BADAI SIKLON SENYAR TEWASKAN 58 ORANGUTAN TAPANULI, SPESIES KRITIS KIAN TERANCAM

Foto Berita

Medan, Indonesia – Hujan deras dan tanah longsor yang menerjang Pulau Sumatera selama empat hari pada November 2024 lalu membawa dampak mematikan bagi satwa endemik paling langka di dunia. Sebuah studi terbaru mengungkapkan bahwa 58 ekor Orangutan Tapanuli, atau sekitar 7 persen dari total populasi yang tersisa kurang dari 800 individu, tewas akibat bencana hidrometeorologi ekstrem tersebut.

Penelitian yang diterbitkan pada Rabu (12/3) ini menunjukkan angka kematian itu dua kali lebih tinggi dari perkiraan awal. Sebelumnya, para ahli memperkirakan sekitar 35 orangutan menjadi korban. Angka 58 ekor ini pun dinilai masih konservatif karena belum memperhitungkan kerusakan kanopi hutan dan berkurangnya ketersediaan pangan pascabencana.

Badai Siklon Senyar yang melanda akhir November 2024 lalu tercatat sebagai bencana alam paling mematikan di Asia Tenggara sepanjang 2025, dengan lebih dari 1.000 korban jiwa manusia. Dalam laporan sebelumnya, petugas kemanusiaan bahkan menemukan bangkai seekor Orangutan Tapanuli terkubur di tengah tumpukan lumpur dan kayu di Desa Pulo Pakkat, Tapanuli Tengah.

“Saya melihat beberapa jenazah manusia dalam beberapa hari terakhir, tapi ini pertama kalinya saya melihat satwa liar mati,” ujar Deckey Chandra, relawan kemanusiaan yang menemukan bangkai tersebut. “Mereka biasa datang ke sini untuk makan buah. Sekarang tempat ini seolah menjadi kuburan mereka.”

Profesor Erik Meijaard, Direktur Pelaksana Borneo Futures sekaligus penulis studi, mengaku terkejut dengan kondisi bangkai yang terlihat di foto. “Semua daging di wajahnya terkoyak. Jika beberapa hektar hutan runtuh dalam longsor besar, orangutan yang kuat pun tidak berdaya dan hancur,” katanya.

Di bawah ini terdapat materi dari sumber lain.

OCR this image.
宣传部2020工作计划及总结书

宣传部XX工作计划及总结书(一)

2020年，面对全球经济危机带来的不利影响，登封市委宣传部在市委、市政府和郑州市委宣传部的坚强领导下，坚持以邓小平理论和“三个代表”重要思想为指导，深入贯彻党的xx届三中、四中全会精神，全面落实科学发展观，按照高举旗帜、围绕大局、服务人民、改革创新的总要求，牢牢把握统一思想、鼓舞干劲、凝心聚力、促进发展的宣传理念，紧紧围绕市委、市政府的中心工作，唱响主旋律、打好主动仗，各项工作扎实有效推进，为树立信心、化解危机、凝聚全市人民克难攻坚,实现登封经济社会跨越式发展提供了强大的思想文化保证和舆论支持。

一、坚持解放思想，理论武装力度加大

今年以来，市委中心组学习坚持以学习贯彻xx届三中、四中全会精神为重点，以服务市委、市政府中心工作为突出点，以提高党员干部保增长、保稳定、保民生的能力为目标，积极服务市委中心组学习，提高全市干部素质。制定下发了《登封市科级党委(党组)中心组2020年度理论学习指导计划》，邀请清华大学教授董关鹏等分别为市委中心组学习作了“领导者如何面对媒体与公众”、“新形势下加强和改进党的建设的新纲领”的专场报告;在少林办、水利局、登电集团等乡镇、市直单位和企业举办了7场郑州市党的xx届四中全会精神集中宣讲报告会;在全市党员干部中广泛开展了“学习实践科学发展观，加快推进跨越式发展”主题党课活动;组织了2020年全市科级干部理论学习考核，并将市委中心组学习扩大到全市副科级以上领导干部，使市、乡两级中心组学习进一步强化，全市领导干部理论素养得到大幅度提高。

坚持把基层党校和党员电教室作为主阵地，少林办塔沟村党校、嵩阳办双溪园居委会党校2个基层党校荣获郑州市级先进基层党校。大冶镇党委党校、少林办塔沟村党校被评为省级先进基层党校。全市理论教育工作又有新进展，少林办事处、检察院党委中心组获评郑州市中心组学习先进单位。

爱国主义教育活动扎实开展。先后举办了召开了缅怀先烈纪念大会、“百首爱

Para peneliti menegaskan bahwa Siklon Senyar adalah peristiwa anomali, namun perubahan iklim akibat ulah manusia menjadi faktor utama yang memperparah frekuensi dan intensitas cuaca ekstrem. Mereka memperingatkan bahwa hujan ekstrem serupa kemungkinan akan terus terjadi di masa depan, mengancam habitat dan populasi Orangutan Tapanuli yang kritis.

Spesies yang baru ditemukan pada 2017 ini diperkirakan akan punah jika kehilangan lebih dari 1 persen populasinya setiap tahun. “Kehilangan 58 individu dari total 580 ekor di populasi inti berarti sekitar 10 hingga 11 persen populasi lokal lenyap dalam sekejap,” ujar Profesor Sergei Vich, primatologis dari Liverpool John Moore University. “Ini pukulan telak bagi kelangsungan spesies.”